- Consort: Queen Shirley, Ugoeze of Nneato Obibi-Ochasi, Orlu local government area of Imo State, Nigeria
- Spouse: His Royal Highness, Eze Samson Okwudinma, Igwe Ohazurume 1 of Nneato Obibi-Ochasi
- Occupation: Entrepreneur

= Shirley Ngozi Okwudinma =

Shirley Ngozi Okwuadinma is a Nigerian entrepreneur and philanthropist. She is a royal mother from Nneato Obibi-Ochasi, Orlu autonomous community of Imo State, Nigeria. She is popularly addressed as Her Royal Majesty, Queen, Ugoeze Shirley Ngozi Okwudinma, being the wife of a traditional ruler in Imo State, Nigeria. She is the Chairperson of Ugoezes in Imo State.

== Early life and education ==
Ugoeze Shirley is from Nneato Obibi -Ochasi Kingdom in Orlu local government area of Imo state, Nigeria. She is married to His Royal Highness (HRH) Eze Samson Okwudinma. They have four children (2male and 2female). Ugoeze has a Bachelor in Education in English from the University of Nigeria Nsukka. She also has an Honorary Doctorate Degree from the Global Harvest Christian University (Doctor of Humanities). Ugoeze lost her mother-in-law, Late Mrs Ezinne Lolo Virginia Otimkpu Okwudinma. She died at the age of 95.

== Career ==
Ugoze Shirley is the Chief Executive Officer of Shirley Supremo Finishings Limited. She is known for her "strong advocacy for institutionalizing Igbo culture in the diaspora, and personal brand in the Africa's furniture and finishing industry."

=== Activities ===
Cultural heritage

Queen Shirley Ngozi Okwudinma was at the Igbo New Yam Festival in Ghana. In her speech, she stated, "Our culture and traditions are our unique identity. We need to safeguard and promote them, as they can attract tourists from across the globe."

In April 2025, Ugoeze Shirley attended the official launch of Igbo literary work titled “Ilulu Na Akpaalaokwu Igbo” at Mbaise in Imo state. She attended as the "Mother of the Day," for preserving and promoting the rich heritage of the Igbo nation.

Ugoeze Shirley celebrated alongside her husband, His Royal Majesty Eze Samson Okwudinma and the entire community on the Iriji (New Yam) ceremony.

When the Royal Mothers and the wives of traditional rulers in Imo State met at the Eze Imo Palace, Mbari Cultural Center Owerri in July 9, 2021, Ugoeze was with them.

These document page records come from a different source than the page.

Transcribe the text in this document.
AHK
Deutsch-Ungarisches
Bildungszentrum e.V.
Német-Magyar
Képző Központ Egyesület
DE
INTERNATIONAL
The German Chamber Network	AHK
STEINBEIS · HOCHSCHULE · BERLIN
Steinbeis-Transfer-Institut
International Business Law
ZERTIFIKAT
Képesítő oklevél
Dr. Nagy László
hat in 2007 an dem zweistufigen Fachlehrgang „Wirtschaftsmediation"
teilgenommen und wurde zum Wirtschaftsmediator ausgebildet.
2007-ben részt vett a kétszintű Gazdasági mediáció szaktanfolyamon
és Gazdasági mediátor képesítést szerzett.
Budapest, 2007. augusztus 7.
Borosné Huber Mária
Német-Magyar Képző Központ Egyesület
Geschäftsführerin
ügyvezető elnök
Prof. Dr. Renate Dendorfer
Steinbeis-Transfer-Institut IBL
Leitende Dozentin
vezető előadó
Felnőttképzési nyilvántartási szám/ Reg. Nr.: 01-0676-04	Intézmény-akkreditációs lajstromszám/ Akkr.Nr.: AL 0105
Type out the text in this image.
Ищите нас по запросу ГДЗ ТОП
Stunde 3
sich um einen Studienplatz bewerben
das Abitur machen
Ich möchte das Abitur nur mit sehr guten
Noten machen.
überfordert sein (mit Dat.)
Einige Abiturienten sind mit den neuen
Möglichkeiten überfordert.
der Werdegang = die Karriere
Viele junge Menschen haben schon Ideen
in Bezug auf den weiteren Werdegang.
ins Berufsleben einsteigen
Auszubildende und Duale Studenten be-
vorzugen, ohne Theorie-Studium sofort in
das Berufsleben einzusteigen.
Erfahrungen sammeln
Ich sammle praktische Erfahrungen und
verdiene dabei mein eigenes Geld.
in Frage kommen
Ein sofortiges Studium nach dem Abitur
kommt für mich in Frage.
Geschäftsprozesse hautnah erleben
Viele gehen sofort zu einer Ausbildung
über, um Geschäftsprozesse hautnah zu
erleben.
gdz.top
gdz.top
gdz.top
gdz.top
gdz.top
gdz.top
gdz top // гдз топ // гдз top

The Royal Mothers "joined voices and hearts to pray as one, for the sustenance of peace and the well-being of Imo state and the nation in general." During the event, Ugoeze Shirley "acknowledged the efforts of the royal mothers in organizing the prayer summit to help redeem Imo." She also "prayed for the peaceful repose of the souls of all the innocent persons who lost their lives during the inglorious days. She expressed optimism that God will answer the royal prayers by cleansing and healing the land for good."

Women of honour (WOH)

Ugoeze leads a non-governmental organization called, Women of Honour Association. In the Christmas of 2025, the association organized an outreach program, giving out several food stuff to some indigent members of the society. This took place at the Odenigbo Pavilion, Assumpta Catholic Church, Imo state.

== Awards and honours ==
Award for "Most Prolific Philanthropist of The Year." Ugoeze Shirley was given an award by Arise Africa Magazine for selfless services to the communities and outstanding performance in her chosen career. According to Arise Africa Magazine, "she is very committed to the ideals of philanthropy and has kept bringing lots of smiles and succor to people all around her."

She also received, "Humanitarian Award by Rotary Club International in 2024."